The Pakistan Army Corps of Service is a military administrative and combat service support branch of the Pakistan Army.

Reporting from its headquarter in Nowshera Cantonment, Khyber-Pakhtunkhwa in Pakistan, the service corps is one of the important military logistics branch in the Pakistani military, and is commanded by its director-general, Maj-Gen.
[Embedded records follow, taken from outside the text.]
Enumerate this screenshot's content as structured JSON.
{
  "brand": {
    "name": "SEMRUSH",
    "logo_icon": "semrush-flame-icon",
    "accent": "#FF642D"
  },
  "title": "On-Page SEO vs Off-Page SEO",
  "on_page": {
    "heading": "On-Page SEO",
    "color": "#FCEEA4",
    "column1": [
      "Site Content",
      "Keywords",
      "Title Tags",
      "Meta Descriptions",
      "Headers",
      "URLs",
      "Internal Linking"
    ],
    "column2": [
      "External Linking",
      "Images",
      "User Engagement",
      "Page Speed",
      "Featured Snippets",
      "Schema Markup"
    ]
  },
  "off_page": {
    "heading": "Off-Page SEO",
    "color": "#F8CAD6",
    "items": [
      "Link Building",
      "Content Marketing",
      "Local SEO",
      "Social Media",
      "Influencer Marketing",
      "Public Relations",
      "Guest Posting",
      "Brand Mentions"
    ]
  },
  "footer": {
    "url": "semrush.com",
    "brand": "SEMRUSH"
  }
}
Usman Haq as of 2023.Unlike other arms like infantry, armour, arty, eme, engineers and other supporting arms, ASC comes with branches which is responsible for feeding their troops

==Overview==

The Army Service Corps is one of the largest military administrative corps that was commissioned into the Pakistan Army from the partition of the former British Indian Army's Service Corps in November 1947. Originally, the service corps was headquartered in Chaklala cantonment with Colonel Abdullah Jan as its commandant until 1950. The service corps is Pakistan army's most senior administrative corps with its mission for management of transportation and military logistics since 1947.

From 1947 till 1957, the British Army provided the crucial training support and education on military logistics its officers who were commissioned in the Army Service Corps.

Since 1966, the Army Service Corps is now stationed in Nowshera along with its Army Service College that provides the necessary training and education and training for the personnel to be commissioned in the corps of service.

The Army Service Corps is commanded by its director-general who is usually at two-star rank, major-general, working directly under the Chief of the General Staff, reporting from its headquarters in Nowshera.